Friday, May 18, 2012

Food is Happiness

Not too long ago, I read an article about the food we eat in relation to discovering allergies (I don’t have the source, so you’ll just have to trust what I’m saying).  It basically said that if our bodies don’t like the food we eat, it could affect our moods.  My immediate reaction was one of disbelief; not because I had never thought of this before, but because I didn’t think this required some study.  Doesn’t everyone know this?  Eating good food makes us feel good.  You know the saying “never trust a skinny cook?”  I think it should be to never trust an unhappy one.

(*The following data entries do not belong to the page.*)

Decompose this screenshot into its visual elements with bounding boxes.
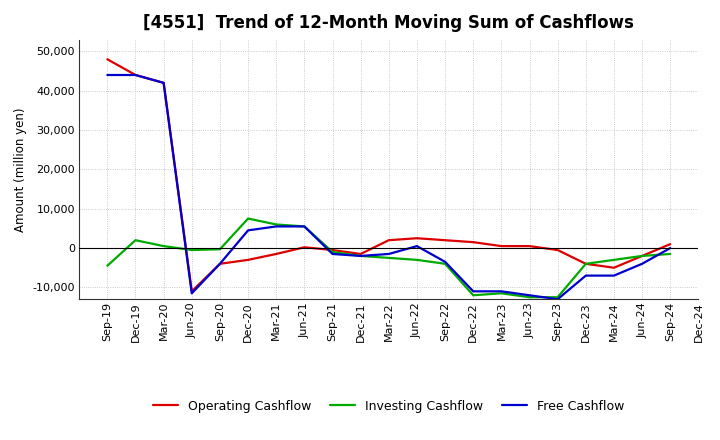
Operating Cashflow bbox=[103, 57, 112, 62]
Investing Cashflow bbox=[300, 224, 309, 229]
Investing Cashflow bbox=[356, 253, 365, 259]
Operating Cashflow bbox=[384, 238, 393, 243]
Operating Cashflow bbox=[554, 247, 562, 253]
Free Cashflow bbox=[441, 259, 449, 264]
Investing Cashflow bbox=[272, 222, 281, 227]
Operating Cashflow bbox=[159, 80, 168, 85]
Operating Cashflow bbox=[356, 251, 365, 257]
Investing Cashflow bbox=[582, 261, 590, 267]
Line: Investing Cashflow: Investing Cashflow bbox=[107, 219, 670, 297]
Free Cashflow bbox=[300, 224, 309, 229]
Free Cashflow bbox=[244, 228, 253, 233]
Free Cashflow bbox=[272, 224, 281, 229]
Title: [4551]  Trend of 12-Month Moving Sum of Cashflows: [4551] Trend of 12-Month Moving Sum of C… bbox=[143, 15, 634, 33]
Investing Cashflow bbox=[131, 238, 140, 243]
Free Cashflow bbox=[356, 253, 365, 259]
Investing Cashflow bbox=[413, 257, 421, 263]
Free Cashflow bbox=[554, 297, 562, 302]
Free Cashflow bbox=[384, 251, 393, 257]
Investing Cashflow bbox=[497, 291, 505, 296]
Investing Cashflow bbox=[554, 295, 562, 300]
Operating Cashflow bbox=[244, 257, 253, 263]
Investing Cashflow bbox=[244, 216, 253, 221]
Investing Cashflow bbox=[159, 243, 168, 249]
Investing Cashflow bbox=[469, 293, 477, 298]
Free Cashflow bbox=[103, 72, 112, 77]
Operating Cashflow bbox=[469, 239, 477, 245]
Free Cashflow bbox=[413, 243, 421, 249]
Operating Cashflow bbox=[328, 247, 337, 253]
Operating Cashflow bbox=[187, 289, 196, 294]
Free Cashflow bbox=[328, 251, 337, 257]
Investing Cashflow bbox=[328, 249, 337, 255]
Operating Cashflow bbox=[413, 235, 421, 241]
Free Cashflow bbox=[159, 80, 168, 85]
Investing Cashflow bbox=[384, 255, 393, 260]
Legend: Operating Cashflow, Investing Cashflow, Free Cashflow: Operating Cashflow, Investing Cashflow, … bbox=[148, 395, 629, 418]
Operating Cashflow bbox=[525, 243, 534, 249]
Free Cashflow bbox=[525, 293, 534, 298]
Free Cashflow bbox=[131, 72, 140, 77]
Free Cashflow bbox=[610, 273, 618, 278]
Operating Cashflow bbox=[666, 242, 675, 247]
Free Cashflow bbox=[666, 246, 675, 251]
Investing Cashflow bbox=[441, 261, 449, 267]
Free Cashflow bbox=[582, 273, 590, 278]
Line: Operating Cashflow: Operating Cashflow bbox=[107, 59, 670, 291]
Investing Cashflow bbox=[525, 295, 534, 300]
Operating Cashflow bbox=[215, 261, 224, 267]
Operating Cashflow bbox=[582, 261, 590, 267]
Investing Cashflow bbox=[666, 251, 675, 257]
Operating Cashflow bbox=[300, 245, 309, 250]
Investing Cashflow bbox=[638, 253, 647, 259]
Investing Cashflow bbox=[610, 257, 618, 263]
Free Cashflow bbox=[215, 261, 224, 267]
Line: Free Cashflow: Free Cashflow bbox=[107, 75, 670, 299]
Operating Cashflow bbox=[638, 253, 647, 259]
Investing Cashflow bbox=[215, 246, 224, 252]
Free Cashflow bbox=[638, 261, 647, 267]
Free Cashflow bbox=[469, 289, 477, 294]
Operating Cashflow bbox=[497, 243, 505, 249]
Operating Cashflow bbox=[441, 238, 449, 243]
Operating Cashflow bbox=[610, 265, 618, 270]
Free Cashflow bbox=[187, 291, 196, 296]
Operating Cashflow bbox=[131, 72, 140, 77]
Operating Cashflow bbox=[272, 251, 281, 257]
Investing Cashflow bbox=[103, 263, 112, 268]
Investing Cashflow bbox=[187, 247, 196, 253]
Free Cashflow bbox=[497, 289, 505, 294]
Y-axis label: Amount (million yen): Amount (million yen) bbox=[14, 107, 27, 231]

When we planted at the community garden, I also realized how good it could feel to prepare that food.  From planting to preparing, if I have a hand in the meal I eat, it only makes me feel that much better.  Cooking is both therapy and a bonding experience.  I learned that planting could be the same.  For someone whom is self-admittedly OCD and controlling, in the kitchen, working with others in the kitchen or garden means that I have to give an amount of trust.  It means stopping to enjoy the task at hand. 

When I cooked and planted with the class, I noticed how much I, and everyone around me, would laugh.  We were having fun.  Having seemingly chugged my morning coffee only minutes before, this was a vast improvement in mood.  Our tasks required our own personal efforts and communication to get it right, and we delivered.  Over the past few weeks, just becoming more hands-on in the food process has produced a steady confidence in capability.  We can, and did, do this.  The gratification from this is something that can’t be explained, but only experienced.

Grab an apron or some gardening gloves.  A better mood awaits you.


  1. I think it's interesting how everyone's mood changed. Even in the movie, when the brothers were arguing, once they started cooking it was like nothing had ever.
    That hands-on definitely creates a better and happier you.

  2. I think the relationship between food and mood specifically affects college students. When I had to eat at the CC, UG, or my old sorority, my mood was significantly different compared to what it is now that I have my own kitchen. Being able to choose exactly what and when I eat has improved my mood and made me feel more comforted. Who knew that such a small move across campus to Garritt Street could make such a big difference?